En voici l’intégralité :
LETTRE OUVERTE DE JEAN-CLAUDE VUEMBA LUZAMBA À SON EXCELLENCE MONSIEUR LE PRÉSIDENT DE LA RÉPUBLIQUE FÉLIX ANTOINE TSHISEKEDI, CHEF DE L’ÉTAT
KINSHASA, LE 11 DÉCEMBRE 2024
MONSIEUR LE PRÉSIDENT,
Le discours sur l’état de la nation que vous avez prononcé le 11 décembre 2024 a laissé un goût amer à de nombreux Congolais, et particulièrement à moi, en tant qu’acteur politique et citoyen soucieux du devenir de notre nation. Vous avez abordé de nombreux sujets, mais certaines propositions, notamment celle relative à une révision constitutionnelle, suscitent une vive inquiétude. Je m’autorise donc, par cette lettre ouverte, à exprimer des critiques sévères mais constructives sur les enjeux fondamentaux que vous avez omis ou mal évalués.

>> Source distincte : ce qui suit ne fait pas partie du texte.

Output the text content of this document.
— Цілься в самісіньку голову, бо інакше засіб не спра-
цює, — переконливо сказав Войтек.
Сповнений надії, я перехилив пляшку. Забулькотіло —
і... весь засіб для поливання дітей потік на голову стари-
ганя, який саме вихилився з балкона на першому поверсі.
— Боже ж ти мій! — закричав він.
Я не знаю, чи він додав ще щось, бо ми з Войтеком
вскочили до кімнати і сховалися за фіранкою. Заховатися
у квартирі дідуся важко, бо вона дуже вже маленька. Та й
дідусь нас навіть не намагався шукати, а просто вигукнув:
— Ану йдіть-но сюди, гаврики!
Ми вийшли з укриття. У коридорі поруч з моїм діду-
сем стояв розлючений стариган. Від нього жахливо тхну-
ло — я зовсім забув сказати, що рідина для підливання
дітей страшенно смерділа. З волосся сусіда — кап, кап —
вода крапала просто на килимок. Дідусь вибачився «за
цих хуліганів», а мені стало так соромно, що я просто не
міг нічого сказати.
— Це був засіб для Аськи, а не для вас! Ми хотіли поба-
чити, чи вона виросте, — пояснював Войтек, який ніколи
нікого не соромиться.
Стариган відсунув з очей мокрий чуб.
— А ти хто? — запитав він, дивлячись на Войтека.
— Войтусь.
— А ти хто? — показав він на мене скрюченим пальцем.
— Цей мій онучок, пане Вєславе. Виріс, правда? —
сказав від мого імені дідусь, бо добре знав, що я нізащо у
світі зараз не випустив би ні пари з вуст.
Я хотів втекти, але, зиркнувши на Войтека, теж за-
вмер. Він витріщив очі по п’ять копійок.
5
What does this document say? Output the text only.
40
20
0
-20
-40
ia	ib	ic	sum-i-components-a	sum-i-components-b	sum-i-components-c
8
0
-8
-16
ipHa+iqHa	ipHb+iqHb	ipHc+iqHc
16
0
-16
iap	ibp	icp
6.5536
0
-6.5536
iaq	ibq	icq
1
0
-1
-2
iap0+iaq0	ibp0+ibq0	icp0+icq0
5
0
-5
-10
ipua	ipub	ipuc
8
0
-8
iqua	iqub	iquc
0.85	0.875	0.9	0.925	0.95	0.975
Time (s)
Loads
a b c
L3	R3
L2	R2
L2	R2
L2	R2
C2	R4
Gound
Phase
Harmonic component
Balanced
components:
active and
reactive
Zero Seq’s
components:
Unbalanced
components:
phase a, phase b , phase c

1. Révision constitutionnelle : Une démarche dangereuse et inacceptable
L’article 219 de la Constitution interdit toute révision pendant l’état de guerre, l’état d’urgence, l’état de siège, et au moment où les deux chambres du Parlement se trouvent empêchées de se réunir librement ou pendant l’intérim à la présidence. Ne sommes-nous pas dans un état de guerre ? Vous avez évoqué une réforme constitutionnelle pour, selon vos termes, corriger des « failles structurelles ». Or, une telle initiative est non seulement risquée mais également contraire à l’esprit et à la lettre de la Constitution en vigueur.
Les dispositions verrouillées de la Constitution interdisent toute modification touchant à la limitation des mandats présidentiels ou à la forme républicaine et démocratique de l’État. Aller dans cette direction serait une violation flagrante de la loi fondamentale. Une tentative de révision constitutionnelle dans ce contexte d’instabilité et de méfiance généralisée risque de provoquer un embrasement total du pays, avec des conséquences incalculables pour notre cohésion nationale. Le peuple congolais, plongé dans une souffrance atroce, n’a pas besoin de débats institutionnels artificiels, mais d’un gouvernement qui s’attaque aux problèmes urgents comme la pauvreté, les infrastructures délabrées et l’absence de services publics.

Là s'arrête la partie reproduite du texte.